5. Those seeking to walk the path of radical honesty as gay believers working in church institutions may expect to be lied about, to have stereotypes used against them, to have their work used by the institution while the institution gives credit for that work to others, to have the guardians of virtue in the institution represent themselves as the unjustly attacked holy ones even as they do all in their power to deprive the gay employee of reputation and livelihood.

6. Given the continued homophobia of many churches, it is still altogether too easy to represent a gay employee who values radical honesty as a) disgruntled and discontent, motivated by an anti-Christian agenda; b) sick and unbalanced, and in need of therapy; c) if a male, prone to emotion and unable to exercise leadership effectively because of the predisposition to be "emotional" rather than reasonable; d) promiscuous; e) predatory, etc.

I know, since I have had all of those tactics tried with me in church-affiliated institutions. The use of broad, ugly stereotypes (in my case and that of many other hard-working professional folks who happen to be gay) that would not be given the time of day in many secular institutions is still not only possible, but in fact prevalent, in church-affiliated institutions, insofar as these institutions deal with gay folks in their midst.

These tactics of marginalization and demonization are despicable. When they are coupled with post-factum rationalizations for the oppression these stereotypes inflict on gay employees--that is, when the outraged reaction of those to whom injustice is done because of their God-given sexual orientation is then cited as evidence that the one being oppressed deserves his/her oppression--they are toxic tactics.

They are toxic not merely for the one against whom they are used.
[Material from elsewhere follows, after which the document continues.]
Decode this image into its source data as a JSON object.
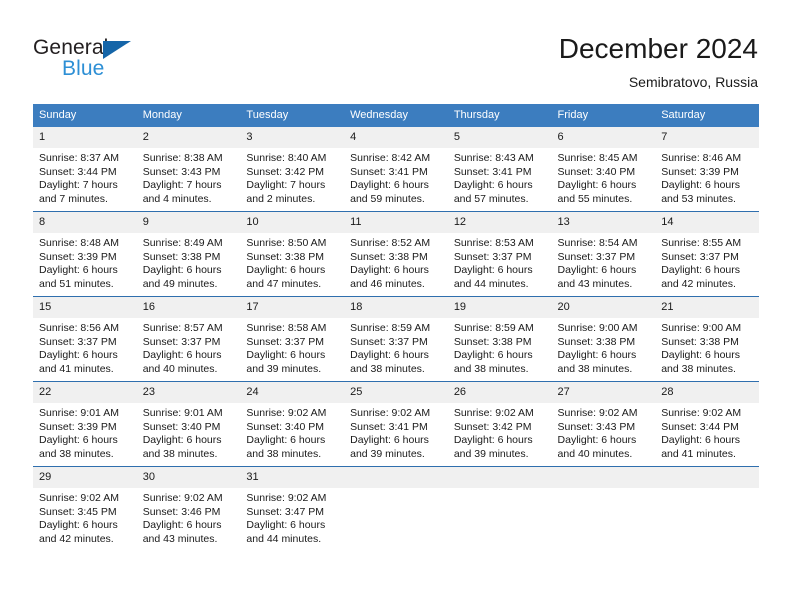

They are toxic for the institution using such tactics, and for its leaders. Unfortunately, the toxin of homophobia is very difficult for church institutions to expel, as long as church leaders and leaders of church-affiliated institutions continue giving the benefit of the doubt to those who practice cruel injustice to gay persons.

When and how will all of this change? It will change, I believe, only when members of churches themselves challenge their leaders and their institutions to behave differently--to practice the mercy they preach by embodying justice. Change of the kind that is needed to expel homophobia from the churches rarely comes from the top.

Those with authority in churches and church institutions have too much to lose by seeking radical honesty about gay people and our lives. They have too much to lose by calling into question stereotypes that have been too effectively used for far too long, to marginalize and expel gay people from the churches. Calling those sterotypes into question would call into question the integrity of too many church leaders and leaders of church institutions. It would call into question the taken-for-granted behavior of too many church leaders for decades on end.

What will change all of this is the insistence of church people themselves that the gay human beings they know and love do not merit the cruel treatment we often receive from the churches and their institutions. What will change all of this is the quiet, courageous demand of church people that churches stop making life so tragically difficult for gay believers seeking to live out their faith with radical honesty.

What will finally call the cruelty and injustice into question is when church folks themselves open the doors, welcome gay human beings as human beings, and sit at the table together. The radical hospitality that every authentic celebration of the Lord's Supper is meant to comprise and demonstrate may prove transformative for the churches, when and if it ever takes place.

Get human beings to sit at the table together, to gather around a table to eat and talk together as human beings, and who knows what great things might happen--even in churches.